SOA is more of an API development guide rather than a development methodology. This is not an easy task, but the reward for reuse is often worth it.

See Service-Oriented Architecture Extends Web Services Vision or Any SOA Technical Book. Simply handling function calls using a web call does not make it a service-oriented architecture. The idea behind an SOA is to make reusable services, and then you provide a higher level of services (like a website) by linking or organizing low-level services. At a very low level, you should focus on such things as statelessness, loose communication, and granularity. Modern environments, such as Microsoft WCF, support wiring protocols such as SOAP, REST, and faster binaries nearby.

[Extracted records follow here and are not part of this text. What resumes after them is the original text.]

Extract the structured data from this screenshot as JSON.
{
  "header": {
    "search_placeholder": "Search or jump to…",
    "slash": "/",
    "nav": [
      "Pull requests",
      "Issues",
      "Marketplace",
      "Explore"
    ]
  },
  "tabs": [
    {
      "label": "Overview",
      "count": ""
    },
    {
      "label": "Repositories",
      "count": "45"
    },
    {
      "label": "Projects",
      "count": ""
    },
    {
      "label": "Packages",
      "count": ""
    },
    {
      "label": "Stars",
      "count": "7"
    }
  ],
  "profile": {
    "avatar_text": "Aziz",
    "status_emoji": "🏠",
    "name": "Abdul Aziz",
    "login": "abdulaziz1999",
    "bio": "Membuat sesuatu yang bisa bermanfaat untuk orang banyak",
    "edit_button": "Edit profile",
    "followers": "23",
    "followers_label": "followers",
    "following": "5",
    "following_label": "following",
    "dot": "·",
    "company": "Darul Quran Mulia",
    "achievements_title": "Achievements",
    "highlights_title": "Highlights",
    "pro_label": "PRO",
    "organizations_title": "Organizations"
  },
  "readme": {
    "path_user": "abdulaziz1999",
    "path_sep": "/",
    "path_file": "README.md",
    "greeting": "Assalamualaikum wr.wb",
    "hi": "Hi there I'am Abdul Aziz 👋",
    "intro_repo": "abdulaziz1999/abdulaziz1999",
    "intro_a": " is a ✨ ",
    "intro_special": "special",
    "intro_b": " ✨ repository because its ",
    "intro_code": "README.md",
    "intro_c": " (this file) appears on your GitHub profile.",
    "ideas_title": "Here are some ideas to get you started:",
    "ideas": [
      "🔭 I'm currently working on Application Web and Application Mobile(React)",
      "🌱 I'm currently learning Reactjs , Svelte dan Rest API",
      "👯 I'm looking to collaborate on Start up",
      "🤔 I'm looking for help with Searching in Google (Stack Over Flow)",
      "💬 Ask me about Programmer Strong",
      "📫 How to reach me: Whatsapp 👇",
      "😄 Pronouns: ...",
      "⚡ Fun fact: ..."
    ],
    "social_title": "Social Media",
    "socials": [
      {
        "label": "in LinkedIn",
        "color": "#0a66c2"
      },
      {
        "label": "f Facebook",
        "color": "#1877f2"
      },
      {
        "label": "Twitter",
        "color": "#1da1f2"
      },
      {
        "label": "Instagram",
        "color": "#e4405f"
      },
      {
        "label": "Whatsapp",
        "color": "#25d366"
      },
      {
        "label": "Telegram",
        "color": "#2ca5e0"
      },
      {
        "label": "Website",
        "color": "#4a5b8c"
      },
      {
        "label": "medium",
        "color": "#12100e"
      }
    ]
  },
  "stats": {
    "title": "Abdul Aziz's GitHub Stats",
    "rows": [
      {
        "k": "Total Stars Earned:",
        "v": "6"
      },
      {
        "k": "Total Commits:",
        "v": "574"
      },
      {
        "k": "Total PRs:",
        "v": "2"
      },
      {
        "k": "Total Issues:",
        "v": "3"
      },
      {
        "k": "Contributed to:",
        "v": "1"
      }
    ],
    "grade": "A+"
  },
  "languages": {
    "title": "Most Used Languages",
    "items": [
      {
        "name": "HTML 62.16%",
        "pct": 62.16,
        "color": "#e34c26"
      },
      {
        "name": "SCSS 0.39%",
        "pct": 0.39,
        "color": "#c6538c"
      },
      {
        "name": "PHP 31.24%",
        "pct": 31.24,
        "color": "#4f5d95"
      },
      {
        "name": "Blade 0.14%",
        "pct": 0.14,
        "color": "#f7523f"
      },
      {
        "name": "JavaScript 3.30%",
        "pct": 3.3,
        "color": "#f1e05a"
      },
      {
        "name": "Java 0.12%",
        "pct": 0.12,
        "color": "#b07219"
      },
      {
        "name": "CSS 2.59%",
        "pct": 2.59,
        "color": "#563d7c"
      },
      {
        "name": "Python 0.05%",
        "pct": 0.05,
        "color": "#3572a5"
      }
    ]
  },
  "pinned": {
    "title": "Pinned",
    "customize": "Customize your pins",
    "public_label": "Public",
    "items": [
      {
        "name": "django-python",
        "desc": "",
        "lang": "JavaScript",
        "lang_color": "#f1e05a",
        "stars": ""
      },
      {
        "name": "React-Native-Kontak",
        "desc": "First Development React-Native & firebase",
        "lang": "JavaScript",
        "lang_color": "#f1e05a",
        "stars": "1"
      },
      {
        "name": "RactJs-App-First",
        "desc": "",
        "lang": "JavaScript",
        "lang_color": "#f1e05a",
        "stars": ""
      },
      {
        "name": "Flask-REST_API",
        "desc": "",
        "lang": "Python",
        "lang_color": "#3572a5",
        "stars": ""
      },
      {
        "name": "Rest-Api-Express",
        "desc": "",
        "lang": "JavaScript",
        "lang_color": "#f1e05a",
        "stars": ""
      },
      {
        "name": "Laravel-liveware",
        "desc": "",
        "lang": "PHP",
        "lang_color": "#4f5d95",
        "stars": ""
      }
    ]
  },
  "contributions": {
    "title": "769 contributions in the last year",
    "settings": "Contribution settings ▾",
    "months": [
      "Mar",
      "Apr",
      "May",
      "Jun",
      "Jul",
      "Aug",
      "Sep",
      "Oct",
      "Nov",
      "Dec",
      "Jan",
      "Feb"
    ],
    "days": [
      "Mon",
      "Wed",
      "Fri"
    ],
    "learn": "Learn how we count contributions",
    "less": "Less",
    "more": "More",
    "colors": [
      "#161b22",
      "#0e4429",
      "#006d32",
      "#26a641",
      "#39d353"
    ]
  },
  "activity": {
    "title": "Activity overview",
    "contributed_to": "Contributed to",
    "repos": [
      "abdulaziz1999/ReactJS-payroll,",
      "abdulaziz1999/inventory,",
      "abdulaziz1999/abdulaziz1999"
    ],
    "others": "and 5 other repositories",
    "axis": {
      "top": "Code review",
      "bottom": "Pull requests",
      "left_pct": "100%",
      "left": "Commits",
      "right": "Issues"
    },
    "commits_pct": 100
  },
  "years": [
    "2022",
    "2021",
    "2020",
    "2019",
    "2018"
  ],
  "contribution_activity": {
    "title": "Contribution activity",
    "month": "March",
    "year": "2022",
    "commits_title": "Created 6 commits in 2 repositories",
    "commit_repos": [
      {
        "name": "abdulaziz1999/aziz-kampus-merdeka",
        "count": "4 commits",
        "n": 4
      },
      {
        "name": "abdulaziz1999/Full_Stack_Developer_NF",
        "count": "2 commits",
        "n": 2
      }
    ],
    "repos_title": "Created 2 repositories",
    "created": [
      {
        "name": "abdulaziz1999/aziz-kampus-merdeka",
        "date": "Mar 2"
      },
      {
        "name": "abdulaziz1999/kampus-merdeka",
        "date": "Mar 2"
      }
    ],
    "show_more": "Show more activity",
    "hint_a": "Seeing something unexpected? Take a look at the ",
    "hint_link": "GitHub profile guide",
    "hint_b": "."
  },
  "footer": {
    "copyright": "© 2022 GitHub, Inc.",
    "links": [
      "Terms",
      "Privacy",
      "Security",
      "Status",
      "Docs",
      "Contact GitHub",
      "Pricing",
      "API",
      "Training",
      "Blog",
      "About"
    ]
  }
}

If your application is designed to work over the Internet, you should be aware of problems with network latency. In a traditional client-server application, which is deployed on the local network, since the latency is less than 10 ms, you can get into the database every time you need data without interrupting the user's work. However, on the Internet, it is not uncommon to have a delay of 200 ms if you go through proxies or oceans. If you get into the database 100 times, and this will add up to 20 seconds of pause. In SOA, you try to put all this into one document and you exchange the document back and forth, just like the tax filed using form 1040 if you live in the USA.

You can say that the latency issue doesn't matter, since the web service is consumed only by your web application tier. But you can hit the web service from the browser using AJAX to reload the data, which should give the user a shorter response time.